Il presidente eletto Joe Biden non perde tempo e annuncia la formazione di una nuova squadra di esperti per contrastare l'epidemia di Covid-19, prima priorità della sua futura azione di governo. Si tratta di un gruppo di tredici persone tra esperti e scienziati, che sarà chiamato a fornire una risposta a quella che Biden, durante la campagna elettorale, aveva bollato come il peggior fallimento dell'Amministrazione Trump. Ma proprio mentre il prossimo presidente democratico muove i primi passi concreti verso l'azione di governo in una fase di transizione che si concluderà con il vero e proprio passaggio dei poteri solo il prossimo 20 gennaio, si manifestano da parte del partito repubblicano, che ha tuttora le leve del potere nelle proprie mani, atti volti ad ostacolarli: Emily Murphy, responsabile dell'ente federale preposto a finanziare il «transition team», non ha ancora firmato i documenti necessari a far giungere le risorse economiche previste dalla legge per consentire alla squadra di Joe Biden di avviare il proprio lavoro.
A proposito della task force anti Covid, Biden ha voluto sottolineare che saranno i criteri scientifici a informarla. Ne faranno parte anche figure come il virologo e immunologo Rick Bright (nella foto), che era stato allontanato dalla guida della Autorità Biomedica di ricerca avanzata e sviluppo (Barda) dopo aver criticato l'operato del governo federale contro l'epidemia e denunciato pressioni politiche sull'idrossiclorochina, una controversa cura per il Covid sponsorizzata da Donald Trump in persona. Fino al 20 gennaio, però, sarà ancora il team nominato dal presidente uscente a gestire l'emergenza sanitaria che ha ormai causato oltre 237mila morti e dieci milioni di contagi negli Stati Uniti.
Nel frattempo, Biden si trova a dover affrontare problemi politici che hanno origine sia dalla destra che dalla sinistra dello spettro politico. Da parte repubblicana, come abbiamo visto, vengono frapposti ostacoli di natura apparentemente formale, ma che diventano poi di fatto assai concreti. La mancata firma da parte della responsabile dell'Amministrazione dei Servizi generali (Gsa) dei documenti che assegnano milioni di dollari al «transition team» del presidente eletto non sembra una dimenticanza casuale, ma piuttosto un gesto politico, un mancato riconoscimento di una vittoria elettorale che non è stata ancora certificata a livello ufficiale, ma soltanto a quello dei media, mentre il presidente Trump continua a rifiutarsi di riconoscere la propria sconfitta e annuncia azioni legali a tutti i livelli. Il freno al rilascio dei fondi da parte della Gsa sembra insomma voler creare un problema concreto a Biden a pochi giorni dalla nomina, prevista dalla legge, di suoi rappresentanti nelle principali agenzie governative per cominciare ad attuare l'agenda del futuro presidente.

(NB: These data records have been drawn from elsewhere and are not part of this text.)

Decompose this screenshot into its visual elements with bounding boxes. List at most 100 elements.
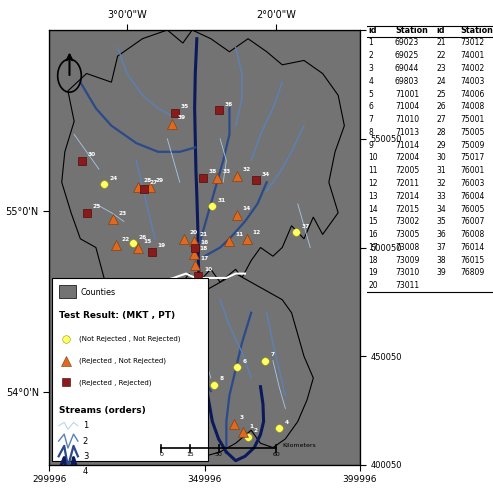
Text: 30: 30 (87, 152, 96, 157)
Text: 1: 1 (369, 38, 373, 48)
Text: 73012: 73012 (460, 38, 485, 48)
Text: 21: 21 (199, 232, 208, 237)
Text: 37: 37 (302, 224, 310, 229)
Text: 25: 25 (436, 90, 446, 98)
Text: 71004: 71004 (395, 102, 419, 112)
Text: 7: 7 (271, 352, 275, 357)
Text: 25: 25 (92, 204, 101, 209)
Text: 23: 23 (436, 64, 446, 73)
Text: 32: 32 (436, 179, 446, 188)
Text: 37: 37 (436, 243, 446, 252)
Text: 26: 26 (139, 234, 147, 240)
Text: 20: 20 (190, 230, 198, 235)
Text: 76007: 76007 (460, 218, 485, 226)
Text: 1: 1 (249, 424, 253, 429)
Text: 19: 19 (369, 268, 378, 278)
Text: 35: 35 (180, 104, 189, 109)
Text: 2: 2 (254, 428, 258, 433)
Text: 39: 39 (177, 115, 186, 120)
Text: 2: 2 (369, 51, 373, 60)
Text: 75017: 75017 (460, 154, 485, 162)
Text: Test Result: (MKT , PT): Test Result: (MKT , PT) (59, 310, 175, 320)
Text: 76004: 76004 (460, 192, 485, 201)
Text: (Not Rejected , Not Rejected): (Not Rejected , Not Rejected) (79, 336, 180, 342)
Text: 39: 39 (436, 268, 446, 278)
Text: 22: 22 (436, 51, 446, 60)
Text: Station: Station (460, 26, 493, 35)
Text: 71010: 71010 (395, 115, 419, 124)
Text: 75001: 75001 (460, 115, 485, 124)
Text: 11: 11 (235, 232, 243, 237)
Text: 27: 27 (436, 115, 446, 124)
Text: 22: 22 (122, 237, 130, 242)
Text: 11: 11 (369, 166, 378, 175)
Text: 3: 3 (240, 415, 244, 420)
Text: 24: 24 (436, 77, 446, 86)
Text: 21: 21 (436, 38, 446, 48)
Text: 75009: 75009 (460, 140, 485, 149)
Polygon shape (62, 30, 344, 295)
Text: 26: 26 (436, 102, 446, 112)
Text: 18: 18 (369, 256, 378, 264)
Text: id: id (436, 26, 445, 35)
Text: 73010: 73010 (395, 268, 419, 278)
Text: 9: 9 (369, 140, 373, 149)
Text: 5: 5 (369, 90, 373, 98)
Text: 74001: 74001 (460, 51, 485, 60)
Text: 27: 27 (149, 180, 158, 186)
Text: 17: 17 (201, 256, 209, 262)
Text: 7: 7 (369, 115, 373, 124)
Text: id: id (369, 26, 377, 35)
Text: 76809: 76809 (460, 268, 485, 278)
Text: 29: 29 (156, 178, 164, 183)
Text: 76014: 76014 (460, 243, 485, 252)
Text: 3: 3 (369, 64, 373, 73)
Text: 60: 60 (272, 452, 280, 458)
Text: (Rejected , Rejected): (Rejected , Rejected) (79, 379, 151, 386)
Text: 69025: 69025 (395, 51, 419, 60)
Text: 76015: 76015 (460, 256, 485, 264)
Text: 36: 36 (224, 102, 232, 107)
Bar (59, 286, 76, 298)
Text: 9: 9 (167, 370, 171, 374)
Text: 3: 3 (83, 452, 88, 461)
Text: 69044: 69044 (395, 64, 420, 73)
Text: 17: 17 (369, 243, 378, 252)
Text: 74002: 74002 (460, 64, 485, 73)
Text: 13: 13 (369, 192, 378, 201)
Text: 76008: 76008 (460, 230, 485, 239)
Text: 33: 33 (436, 192, 446, 201)
Text: 6: 6 (369, 102, 373, 112)
Text: 13: 13 (184, 298, 192, 302)
Text: 72005: 72005 (395, 166, 419, 175)
Text: 15: 15 (186, 452, 194, 458)
Text: 2: 2 (83, 436, 88, 446)
Text: Streams (orders): Streams (orders) (59, 406, 145, 416)
Text: 31: 31 (436, 166, 446, 175)
Text: 12: 12 (252, 230, 260, 235)
Text: 33: 33 (223, 170, 231, 174)
Text: 71001: 71001 (395, 90, 419, 98)
Text: 76001: 76001 (460, 166, 485, 175)
Text: 4: 4 (285, 420, 289, 424)
Text: 69023: 69023 (395, 38, 419, 48)
Text: 6: 6 (243, 358, 247, 364)
Text: 75005: 75005 (460, 128, 485, 137)
Text: Counties: Counties (80, 288, 115, 297)
Text: 5: 5 (190, 370, 194, 374)
Text: 74003: 74003 (460, 77, 485, 86)
Text: 73009: 73009 (395, 256, 420, 264)
Text: 4: 4 (369, 77, 373, 86)
Text: 14: 14 (243, 206, 251, 212)
Text: 38: 38 (209, 170, 217, 174)
Polygon shape (127, 274, 313, 456)
Text: 14: 14 (369, 204, 378, 214)
Text: 20: 20 (369, 281, 378, 290)
Text: 29: 29 (436, 140, 446, 149)
Text: 18: 18 (199, 246, 208, 250)
Text: 24: 24 (109, 176, 117, 181)
Text: 38: 38 (436, 256, 446, 264)
Text: 73002: 73002 (395, 218, 419, 226)
Text: 74008: 74008 (460, 102, 485, 112)
Text: 32: 32 (243, 167, 251, 172)
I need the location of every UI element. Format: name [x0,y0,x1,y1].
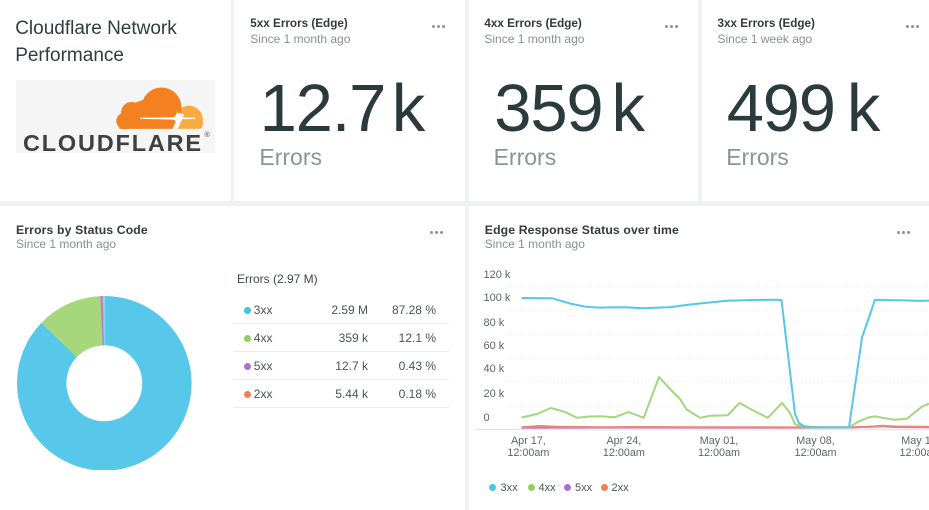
svg-text:CLOUDFLARE: CLOUDFLARE [23,130,203,153]
svg-text:®: ® [205,131,211,139]
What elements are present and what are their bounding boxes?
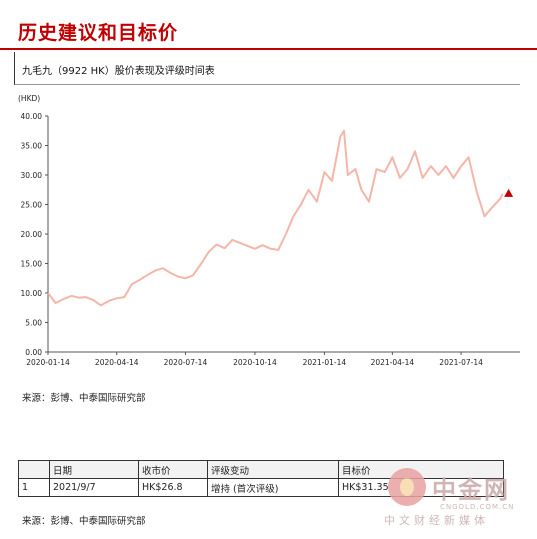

Problemi politici seri arrivano però anche dall'interno dello stesso partito democratico. Al centro delle difficoltà ci sono i contrasti con l'ala più radicale dei dem, quella che fa capo a leader socialisteggianti come Bernie Sanders ed Elizabeth Warren. Essa ha appoggiato solo per motivi tattici la candidatura a presidente del centrista Biden e vuole ora passare all'incasso di posti di potere e cercare di determinare una linea il più possibile di sinistra nel futuro governo. Polemiche intestine si sono già accese dopo che esponenti democratici moderati è il caso del capogruppo alla Camera James Clyburn hanno rivendicato al fronte centrista la vittoria in Stati decisivi del Midwest e accusato esponenti radicali di aver messo in fuga gli elettori parlando apertamente di socialismo.
«Chiamarci radicali come fanno i repubblicani non è un buon inizio di dialogo» ha lamentato la dirigente liberal Yvette Simpson, ma è appunto più che probabile che si tratti solo dell'inizio di un braccio di ferro interno che costerà a Joe Biden molte energie.